The system as implemented in the prototype works as follows:

  • Latency is measured before and after each framebuffer update.
  • The initial window (IW) is set to 16 KiB.
  • An update is allowed to go out as long as the window has any room (a single byte is enough). This means we will often overfill the network. We keep track of the overtaxing and compensate for it when calculating latency.
  • We update the congestion window every other RTT, or 100 ms (whichever is the lowest).
  • We adjust the window by 4 KiB each time, trying to keep 25-50 ms of buffering latency. The lowest RTT seen during the last period is used, as we want to allow bursts, but avoid continuous buffer build up.
  • If there has been no traffic for 2 * "Base RTT", then we revert to a restart window (RW), that's the smallest of the last congestion window or the initial window (IW).

This seems to work well in finding a stable bandwidth that the network and system can support. It does have some problems growing quickly enough on LFN networks, so the growth function probably needs to be revised.


The algorithm above could run into problems with the granularity. When most of the updates were larger than the BDP (and larger than the congestion window), the effect was that only one update could be in flight at any given time. In extreme circumstances this meant using just 50% of the available bandwidth as the wire was idle as we were waiting for the client to process the update, and the fence response to return after that.

The solution was to try to behave like the older implementation when we hit this case. This is achieved by keeping track of how many outstanding fences there are. If there is just one, that means the fence before the update has reached the client and the response has gotten back. The single remaining fence we are waiting at this point is the one after the single update we have on the wire. For the old implementation, we would have gotten a new FramebufferUpdateRequest at this point, so we just emulate that behaviour by allowing another update.

The end result is that we might worsen the latency situation a bit, but we will use the available bandwidth better and give a better update rate. On the whole, this subjectively works better.

Update 2

The growth function was augmented to increase the window by 8 KiB if there was less than 5 ms buffering latency. This made it aggressive enough to better keep up with Linux' CUBIC.


All of the things so far are about providing the server with more information. Unfortunately that means that the issue of format change synchronisation is still unsolved (as that is about giving the client more information about what's going on).
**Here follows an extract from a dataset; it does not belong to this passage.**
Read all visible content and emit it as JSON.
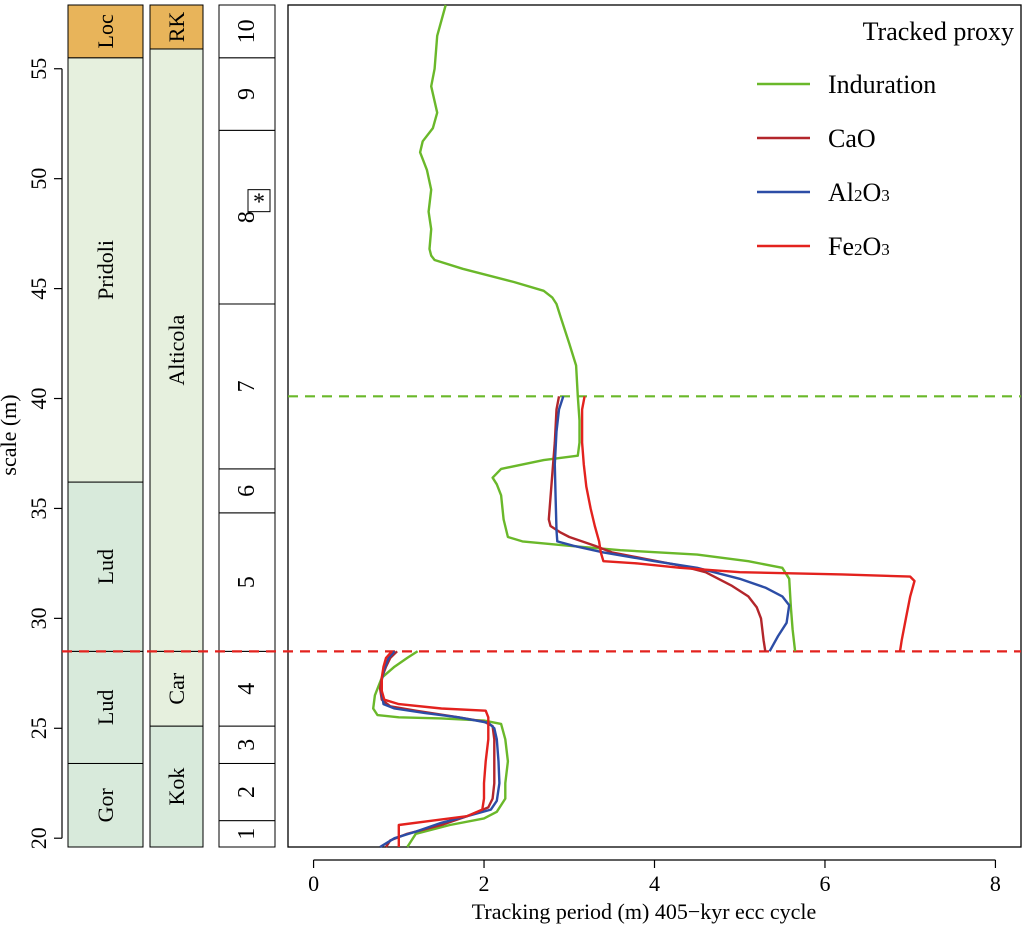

We need some more work to solve this issue.

A simple approach is to extend the fence message (mentioned above) to allow the client to send fences to the server. We would also need another flag:

  • The message right after this should finish processing before sending a response.

The client could then send out a sequence of:

  1. Fence
  2. Disruptive change

Anything the client then sees before the fence response must be unaffected by the change, and everything after the fence response must be affected.

Related Concerns

The RTT measurement allows us to measure both bandwidth and total round trip. This can give some insight into the CPU load of the client as RTT will start increasing if the client is overworked. The server will respond by backing off a bit and the CPU load will go down.

Unfortunately the server cannot tell the difference at this point between lack of bandwidth and lack of CPU power. More information would have to be exported from the client to determine this, e.g. CPU time spent processing an update.

The big question is if such extra information needs (should?) to be part of solving the latency issue, or if it works just as well as a completely independent extension?